Bitcoin (BTC) held crucial support at $16,000 on Nov. 29 as bulls shook off the FTX crash and macro-economic triggers.
Trader Hints at Going Long on BTC as $16,500 Level Reappears
Data from Cointelegraph Markets Pro and TradingView confirmed that the BTC/USD pair did not touch lower levels overnight.
After the weekly close on November 27, the pair had suffered a sudden drop due to the uncertainty of China about the measures against COVID-19.
However, the rally took the market higher, at $16,500 at press time.
As Cointelegraph reported, traders and analysts had warned that it was almost essential to preserve current support, with a drop opening the way to $14,000 or below.
Popular Crypto trader Tony even felt comfortable going long BTC on the day.
An accompanying chart identifies the support and resistance zones at play on the mid-time frames.
Even the fresh fallout from the FTX debacle failed to hurt Bitcoin’s performance. Meanwhile, these came in the form of a bankruptcy filing and a lawsuit from the cryptocurrency lender; BlockFi.
This news, the latest in a chain reaction sparked by the FTX bankruptcy, came alongside the surprise resumption of salary payments by the defunct exchange.

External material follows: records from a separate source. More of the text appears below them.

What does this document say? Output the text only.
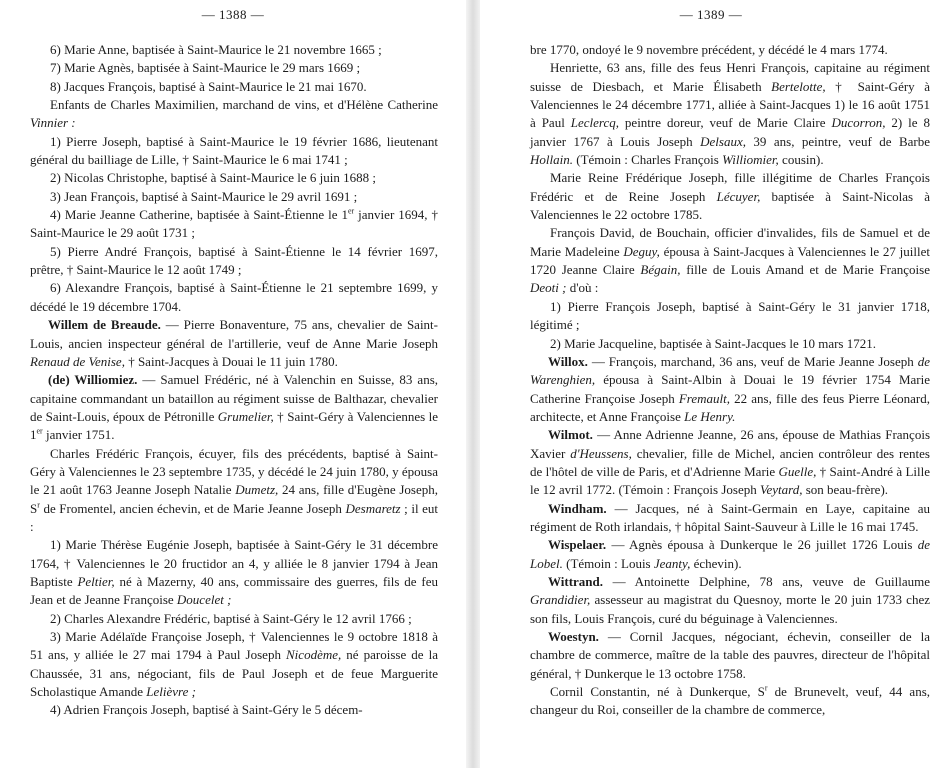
— 1388 —

6) Marie Anne, baptisée à Saint-Maurice le 21 novembre 1665 ;

7) Marie Agnès, baptisée à Saint-Maurice le 29 mars 1669 ;

8) Jacques François, baptisé à Saint-Maurice le 21 mai 1670.

Enfants de Charles Maximilien, marchand de vins, et d'Hélène Catherine Vinnier :

1) Pierre Joseph, baptisé à Saint-Maurice le 19 février 1686, lieutenant général du bailliage de Lille, † Saint-Maurice le 6 mai 1741 ;

2) Nicolas Christophe, baptisé à Saint-Maurice le 6 juin 1688 ;

3) Jean François, baptisé à Saint-Maurice le 29 avril 1691 ;

4) Marie Jeanne Catherine, baptisée à Saint-Étienne le 1er janvier 1694, † Saint-Maurice le 29 août 1731 ;

5) Pierre André François, baptisé à Saint-Étienne le 14 février 1697, prêtre, † Saint-Maurice le 12 août 1749 ;

6) Alexandre François, baptisé à Saint-Étienne le 21 septembre 1699, y décédé le 19 décembre 1704.

Willem de Breaude. — Pierre Bonaventure, 75 ans, chevalier de Saint-Louis, ancien inspecteur général de l'artillerie, veuf de Anne Marie Joseph Renaud de Venise, † Saint-Jacques à Douai le 11 juin 1780.

(de) Williomiez. — Samuel Frédéric, né à Valenchin en Suisse, 83 ans, capitaine commandant un bataillon au régiment suisse de Balthazar, chevalier de Saint-Louis, époux de Pétronille Grumelier, † Saint-Géry à Valenciennes le 1er janvier 1751.

Charles Frédéric François, écuyer, fils des précédents, baptisé à Saint-Géry à Valenciennes le 23 septembre 1735, y décédé le 24 juin 1780, y épousa le 21 août 1763 Jeanne Joseph Natalie Dumetz, 24 ans, fille d'Eugène Joseph, $S^r$ de Fromentel, ancien échevin, et de Marie Jeanne Joseph Desmaretz ; il eut :

1) Marie Thérèse Eugénie Joseph, baptisée à Saint-Géry le 31 décembre 1764, † Valenciennes le 20 fructidor an 4, y alliée le 8 janvier 1794 à Jean Baptiste Peltier, né à Mazerny, 40 ans, commissaire des guerres, fils de feu Jean et de Jeanne Françoise Doucelet ;

2) Charles Alexandre Frédéric, baptisé à Saint-Géry le 12 avril 1766 ;

3) Marie Adélaïde Françoise Joseph, † Valenciennes le 9 octobre 1818 à 51 ans, y alliée le 27 mai 1794 à Paul Joseph Nicodème, né paroisse de la Chaussée, 31 ans, négociant, fils de Paul Joseph et de feue Marguerite Scholastique Amande Lelièvre ;

4) Adrien François Joseph, baptisé à Saint-Géry le 5 décem-

— 1389 —

bre 1770, ondoyé le 9 novembre précédent, y décédé le 4 mars 1774.

Henriette, 63 ans, fille des feus Henri François, capitaine au régiment suisse de Diesbach, et Marie Élisabeth Bertelotte, † Saint-Géry à Valenciennes le 24 décembre 1771, alliée à Saint-Jacques 1) le 16 août 1751 à Paul Leclercq, peintre doreur, veuf de Marie Claire Ducorron, 2) le 8 janvier 1767 à Louis Joseph Delsaux, 39 ans, peintre, veuf de Barbe Hollain. (Témoin : Charles François Williomier, cousin).

Marie Reine Frédérique Joseph, fille illégitime de Charles François Frédéric et de Reine Joseph Lécuyer, baptisée à Saint-Nicolas à Valenciennes le 22 octobre 1785.

François David, de Bouchain, officier d'invalides, fils de Samuel et de Marie Madeleine Deguy, épousa à Saint-Jacques à Valenciennes le 27 juillet 1720 Jeanne Claire Bégain, fille de Louis Amand et de Marie Françoise Deoti ; d'où :

1) Pierre François Joseph, baptisé à Saint-Géry le 31 janvier 1718, légitimé ;

2) Marie Jacqueline, baptisée à Saint-Jacques le 10 mars 1721.

Willox. — François, marchand, 36 ans, veuf de Marie Jeanne Joseph de Warenghien, épousa à Saint-Albin à Douai le 19 février 1754 Marie Catherine Françoise Joseph Fremault, 22 ans, fille des feus Pierre Léonard, architecte, et Anne Françoise Le Henry.

Wilmot. — Anne Adrienne Jeanne, 26 ans, épouse de Mathias François Xavier d'Heussens, chevalier, fille de Michel, ancien contrôleur des rentes de l'hôtel de ville de Paris, et d'Adrienne Marie Guelle, † Saint-André à Lille le 12 avril 1772. (Témoin : François Joseph Veytard, son beau-frère).

Windham. — Jacques, né à Saint-Germain en Laye, capitaine au régiment de Roth irlandais, † hôpital Saint-Sauveur à Lille le 16 mai 1745.

Wispelaer. — Agnès épousa à Dunkerque le 26 juillet 1726 Louis de Lobel. (Témoin : Louis Jeanty, échevin).

Wittrand. — Antoinette Delphine, 78 ans, veuve de Guillaume Grandidier, assesseur au magistrat du Quesnoy, morte le 20 juin 1733 chez son fils, Louis François, curé du béguinage à Valenciennes.

Woestyn. — Cornil Jacques, négociant, échevin, conseiller de la chambre de commerce, maître de la table des pauvres, directeur de l'hôpital général, † Dunkerque le 13 octobre 1758.

Cornil Constantin, né à Dunkerque, $S^r$ de Brunevelt, veuf, 44 ans, changeur du Roi, conseiller de la chambre de commerce,
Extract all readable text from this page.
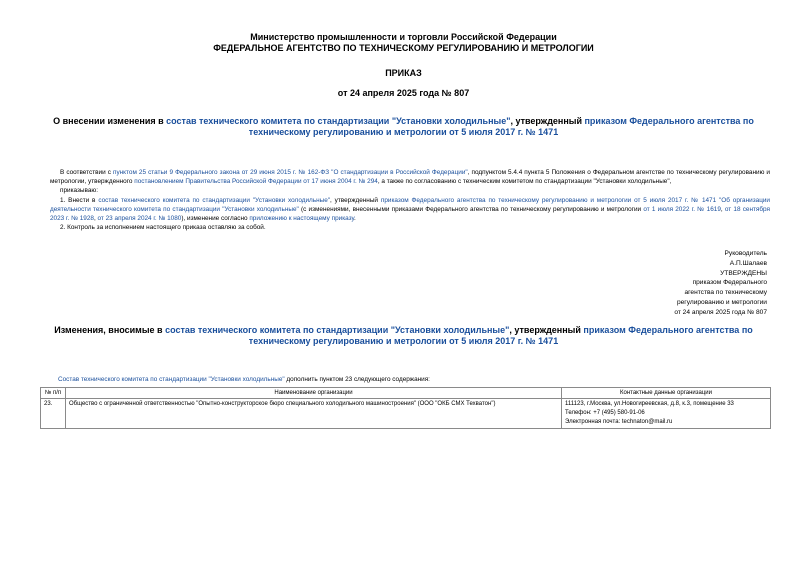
Министерство промышленности и торговли Российской Федерации
ФЕДЕРАЛЬНОЕ АГЕНТСТВО ПО ТЕХНИЧЕСКОМУ РЕГУЛИРОВАНИЮ И МЕТРОЛОГИИ
ПРИКАЗ
от 24 апреля 2025 года № 807
О внесении изменения в состав технического комитета по стандартизации "Установки холодильные", утвержденный приказом Федерального агентства по техническому регулированию и метрологии от 5 июля 2017 г. № 1471

В соответствии с пунктом 25 статьи 9 Федерального закона от 29 июня 2015 г. № 162-ФЗ "О стандартизации в Российской Федерации", подпунктом 5.4.4 пункта 5 Положения о Федеральном агентстве по техническому регулированию и метрологии, утвержденного постановлением Правительства Российской Федерации от 17 июня 2004 г. № 294, а также по согласованию с техническим комитетом по стандартизации "Установки холодильные",

приказываю:

1. Внести в состав технического комитета по стандартизации "Установки холодильные", утвержденный приказом Федерального агентства по техническому регулированию и метрологии от 5 июля 2017 г. № 1471 "Об организации деятельности технического комитета по стандартизации "Установки холодильные" (с изменениями, внесенными приказами Федерального агентства по техническому регулированию и метрологии от 1 июля 2022 г. № 1619, от 18 сентября 2023 г. № 1928, от 23 апреля 2024 г. № 1080), изменение согласно приложению к настоящему приказу.

2. Контроль за исполнением настоящего приказа оставляю за собой.

Руководитель
А.П.Шалаев
УТВЕРЖДЕНЫ
приказом Федерального
агентства по техническому
регулированию и метрологии
от 24 апреля 2025 года № 807
Изменения, вносимые в состав технического комитета по стандартизации "Установки холодильные", утвержденный приказом Федерального агентства по техническому регулированию и метрологии от 5 июля 2017 г. № 1471
Состав технического комитета по стандартизации "Установки холодильные" дополнить пунктом 23 следующего содержания:
№ п/п	Наименование организации	Контактные данные организации
23.	Общество с ограниченной ответственностью "Опытно-конструкторское бюро специального холодильного машиностроения" (ООО "ОКБ СМХ Техватон")	111123, г.Москва, ул.Новогиреевская, д.8, к.3, помещение 33
Телефон: +7 (495) 580-91-06
Электронная почта: technaton@mail.ru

“Makes sense after this bounce as we have created a higher low in Bitcoin and targeting resistance again,” continuous Michaël van de Poppe, founder and CEO of trading firm Eight, on a higher low on the 4-hour chart:
“Breaking out of the $16,500-16,800 range would trigger a continuation towards $18,000.”
China’s woes calm down ahead of Jerome Powell’s speech
China, for its part, was the main focus of macroeconomic attention during the day, in which the impact of the protests against the blockade on market sentiment seems, however, to be attenuated.
Asian markets rallied strongly, with Hong Kong’s Hang Seng rising 5.2% at press time and the Shanghai Composite Index gaining 2.3%.
“We do not expect China’s policy to publicly move away from the Zero Covid stance, however we could see some policy easing privately and in localized areas,” Mohit Kumar, an analyst at investment banking firm Jefferies, wrote. in a note cited by Bloomberg.
November 30 looked like it was going to be the key day of the week, with Bitcoin’s monthly close accompanied by a speech from Jerome Powell, Chairman of the US Federal Reserve.